Give Yosemite a quick boost with these crafty tips
Yosemite is packed with options, features and modes that can radically change the way you use your Mac. These tips are a simple yet sure-fire way to improve your Mac experience for your personal needs, rather than fighting with defaults that might make life more difficult than it has to be.
The Accessibility pane in System Preferences contains a range of options designed primarily for users with impairments or disabilities. This causes most Mac users to overlook these options, which is a mistake because there are some options here that are useful to a wider audience. Go to System Preferences > Accessibility > Display to access a whole bunch of interface settings. Some, like Invert Colors are a bit too radical, but options like Increase Contrast, Use Grayscale and Reduce Transparency have practical benefits. Try combining the options here with the dark mode (go to System Preferences > General and turn on ‘Use dark menu bar and Dock’) to create a stylish alternative to the regular look.
2 Enhanced Dictation
While OS X doesn’t support Siri, you can dictate to it as an alternative to typing on the keyboard. Use the Shortcut command (by default, press the ƒ key twice) to bring up a microphone window. Speak whatever you want and it’ll be converted into text and dropped in at the insertion point in the active window. Dictation is surprisingly versatile, so don't be afraid to try it out in apps like Maps, Safari and Mail – say “Show commands” to see the instructions you can give in the current context. You can improve the experience by turning on Enhanced Dictation in System Preferences > Dictation & Speech, which enables you to use the feature when you’re offline.
3 Automatic updates
Software updates often improve the performance, reliability and security of your Mac. Open System Preferences > App Store and put a check in the boxes next to ‘Automatically check for updates’, ‘Install OS X updates’ and ‘Install system data files and security updates’. You can also choose to install updates for apps purchased from the Mac App Store and, if you don’t want updates to automatically install, you can have them download in the background so that they’re ready to install when you want to.
4 Search current folder
Finder’s preferences are easily overlooked because they aren’t located in System Preferences. That’s a shame because they include practical changes that make a world of difference. One tweak we like is to adjust the search bar so it looks in the current folder instead of the whole Mac by default.
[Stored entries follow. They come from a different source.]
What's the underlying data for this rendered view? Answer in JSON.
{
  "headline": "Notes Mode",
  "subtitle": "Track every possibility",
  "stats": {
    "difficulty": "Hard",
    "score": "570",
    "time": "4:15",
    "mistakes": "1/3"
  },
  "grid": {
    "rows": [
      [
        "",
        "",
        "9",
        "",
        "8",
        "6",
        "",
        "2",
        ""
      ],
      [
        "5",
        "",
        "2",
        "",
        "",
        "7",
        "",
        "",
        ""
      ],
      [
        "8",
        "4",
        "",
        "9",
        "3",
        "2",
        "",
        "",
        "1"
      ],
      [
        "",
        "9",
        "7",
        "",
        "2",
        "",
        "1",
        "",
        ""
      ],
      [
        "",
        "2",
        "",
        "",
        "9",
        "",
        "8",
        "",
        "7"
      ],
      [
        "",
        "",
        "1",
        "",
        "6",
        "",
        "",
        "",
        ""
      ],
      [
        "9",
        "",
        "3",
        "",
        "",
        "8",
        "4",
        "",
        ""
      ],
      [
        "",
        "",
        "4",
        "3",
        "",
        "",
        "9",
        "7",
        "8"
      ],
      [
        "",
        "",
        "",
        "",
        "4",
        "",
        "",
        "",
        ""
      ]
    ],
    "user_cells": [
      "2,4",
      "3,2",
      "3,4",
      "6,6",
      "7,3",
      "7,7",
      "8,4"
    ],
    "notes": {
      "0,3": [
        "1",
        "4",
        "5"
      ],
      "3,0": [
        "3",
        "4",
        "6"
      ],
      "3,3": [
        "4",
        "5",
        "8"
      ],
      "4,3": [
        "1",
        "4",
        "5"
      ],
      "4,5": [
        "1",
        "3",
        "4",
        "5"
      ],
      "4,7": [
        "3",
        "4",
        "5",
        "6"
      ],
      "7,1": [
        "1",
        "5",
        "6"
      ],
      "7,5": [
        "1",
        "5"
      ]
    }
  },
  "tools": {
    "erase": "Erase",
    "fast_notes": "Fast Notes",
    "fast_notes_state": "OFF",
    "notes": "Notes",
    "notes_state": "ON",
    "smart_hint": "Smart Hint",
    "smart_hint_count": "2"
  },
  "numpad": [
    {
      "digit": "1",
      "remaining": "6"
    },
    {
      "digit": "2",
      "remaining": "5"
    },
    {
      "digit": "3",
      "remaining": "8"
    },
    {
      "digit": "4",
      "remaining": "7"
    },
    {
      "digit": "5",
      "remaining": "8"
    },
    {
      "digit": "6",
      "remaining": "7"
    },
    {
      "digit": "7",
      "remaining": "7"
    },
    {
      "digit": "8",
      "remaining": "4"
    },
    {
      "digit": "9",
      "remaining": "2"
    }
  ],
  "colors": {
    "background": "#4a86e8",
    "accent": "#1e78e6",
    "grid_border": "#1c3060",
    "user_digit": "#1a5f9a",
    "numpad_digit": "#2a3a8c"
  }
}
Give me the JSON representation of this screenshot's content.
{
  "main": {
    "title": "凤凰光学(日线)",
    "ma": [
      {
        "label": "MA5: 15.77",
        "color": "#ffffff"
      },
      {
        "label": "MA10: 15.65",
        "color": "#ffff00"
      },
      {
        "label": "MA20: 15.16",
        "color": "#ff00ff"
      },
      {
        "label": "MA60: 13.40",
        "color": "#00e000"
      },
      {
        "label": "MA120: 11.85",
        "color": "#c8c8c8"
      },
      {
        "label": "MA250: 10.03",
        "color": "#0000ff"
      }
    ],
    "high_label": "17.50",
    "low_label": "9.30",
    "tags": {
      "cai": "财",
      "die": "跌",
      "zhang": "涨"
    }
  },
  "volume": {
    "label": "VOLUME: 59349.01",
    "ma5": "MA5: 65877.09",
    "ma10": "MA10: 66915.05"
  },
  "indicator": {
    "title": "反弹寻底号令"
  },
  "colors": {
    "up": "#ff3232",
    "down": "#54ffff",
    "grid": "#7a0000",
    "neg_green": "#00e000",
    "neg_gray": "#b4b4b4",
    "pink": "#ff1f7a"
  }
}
Click the desktop to switch to Finder, choose Finder > Preferences > Advanced and then change the bottom option to ‘Search the Current Folder’.
5 Manage Extensions
Extensions enable you to quickly send information from one app to another, or to share it online. Open System Preferences > Extensions to see those that are installed. Beneath each one are checkboxes that control where they appear, such as the Share menu and Notification Center’s Today view. Drag them up and down to change the order in which they appear in the corresponding part of OS X.
6 Additional gestures
In System Preferences, choose Mouse or Trackpad to view the gestures available for Apple’s trackpads and Magic Mouse. Some are turned off by default. Move the pointer over an option to see a video that demonstrates how that gesture works. Put a check mark in the box next to any gesture you want to activate.
OS X’s Accessibility preferences include options that are useful even if you don’t have difficulties with mobility, sight or hearing.
Some very useful trackpad and Magic Mouse gestures are turned off by default.